Paracrystals formed from well defined insoluble fragments of myosin rod: LMM-A, LMM-B, LMM-C, and LMM-D with apparent chain weights of 78 000, 72 000, 68 000, and 56 000, respectively (Nyitray et al., 1983) were studied in the electron microscope with a negative staining technique. All fragments formed tactoids with 14.3 and 43 nm periodicities as well as aperiodic tactoids and sheets.
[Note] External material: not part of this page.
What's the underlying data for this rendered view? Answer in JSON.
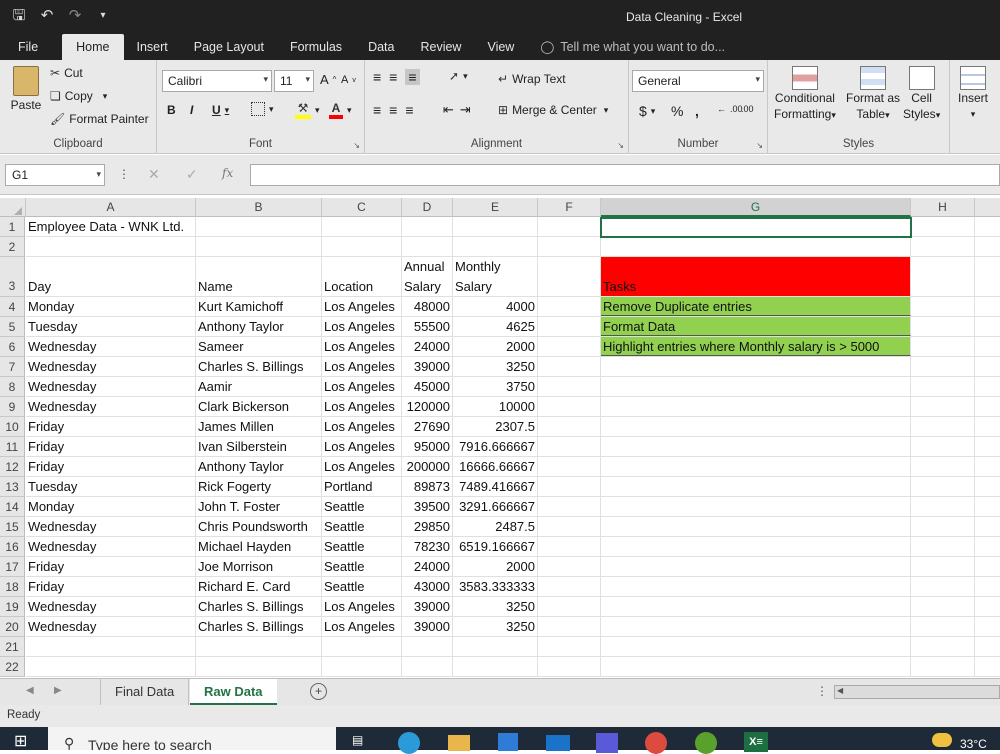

Tactoids and sheets described earlier with a 43 nm periodicity and a pattern of alternating light bands 10 nm wide and dark bands 33 nm wide were observed in LMM-A preparations only. LMM-B and LMM-C formed tactoids with a 43 nm periodicity but without the diversified band pattern. LMM-D formed sheets and tactoids with a newly observed band pattern of alternating light bands 23 nm wide and dark bands 20 nm wide. This pattern can be explained assuming the length of LMM-D molecules to be 66 nm which is fairly consistent with the chain weight of this fragment. A model for molecular arrangement in this type of paracrystal is presented. The model involves both parallel and antiparallel interactions with a parallel axial displacement of the molecules by 43 nm as suggested by Bennett (1981) for paracrystals formed from LMM molecules 90 nm long. It is deduced from the model that LMM-D is shorter than LMM-A by 15 nm at the NH2-terminal end and by 9 nm at the COOH-terminal end. LMM-D, like the other insoluble fragments of myosin rod, is also able to form square and hexagonal nets with an approximately 40 nm distance between lattice points. The structural features of the nets obtained from LMM-D can be explained assuming the same kinds of molecular interactions within the strands of the net as those in the sheets and tactoids with a 43 nm axial repeat. It is concluded that all insoluble fragments of myosin rod are able to form paracrystalline assemblies involving the same types of parallel and antiparallel interactions.